Rossum plays Ramsey's spoiled, impudent daughter, who pouts about wanting to marry her boyfriend (blonde pretty-boy Mike Vogel) during some of the most intense moments of crisis. Kevin Dillon plays an obnoxious drunk named Lucky Larry, who's almost as pathetic as Dillon's Entourage character.

VERY REPITITOUS

Richard Dreyfuss, among the strongest actors in this thing, is relegated to whining and snivelling after his character's boyfriend leaves him for another man, then whining and snivelling some more as the situation grows more dire.
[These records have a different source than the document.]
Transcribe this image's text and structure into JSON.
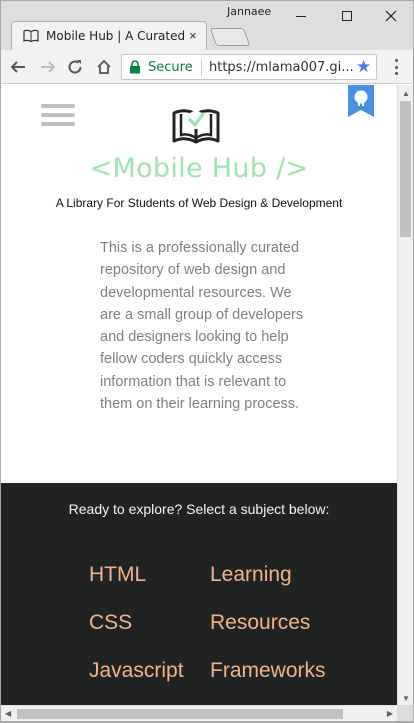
{
  "window": {
    "user_name": "Jannaee",
    "tab_title": "Mobile Hub | A Curated C",
    "close_tab_glyph": "×"
  },
  "toolbar": {
    "secure_label": "Secure",
    "url": "https://mlama007.gi..."
  },
  "page": {
    "title": "<Mobile Hub />",
    "subtitle": "A Library For Students of Web Design & Development",
    "about": "This is a professionally curated repository of web design and developmental resources. We are a small group of developers and designers looking to help fellow coders quickly access information that is relevant to them on their learning process.",
    "explore_heading": "Ready to explore? Select a subject below:",
    "subjects": [
      "HTML",
      "Learning",
      "CSS",
      "Resources",
      "Javascript",
      "Frameworks"
    ]
  },
  "colors": {
    "title_green": "#9ee3b0",
    "subject_orange": "#efb48d",
    "dark_section": "#212222",
    "ribbon_blue": "#4a90e2",
    "secure_green": "#0b8043"
  },
  "icons": {
    "back": "arrow-left-icon",
    "forward": "arrow-right-icon",
    "reload": "reload-icon",
    "home": "home-icon",
    "lock": "lock-icon",
    "star": "star-icon",
    "menu": "menu-dots-icon",
    "logo": "open-book-check-icon",
    "github": "github-octocat-icon",
    "hamburger": "hamburger-menu-icon"
  }
}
And André Braugher, who was so great for so long on Homicide: Life on the Street, just stands around feebly as the ballroom floods - and he's playing the ship's captain.

The only vaguely likeable characters are Barrett's single-mother Maggie and her nine-year-old son, Conor (Jimmy Bennett), but even they are not fleshed out sufficiently in the script from Mark Protosevich to make us feel for them.

Everyone's plight quickly grows repetitive. They climb a bit, they get soaked, someone almost drowns, something explodes, they climb some more, all to the tune of overblown, frenzied music. "There's got to be a morning after," went the Oscar-winning song from the original. In Poseidon, daylight can't come soon enough.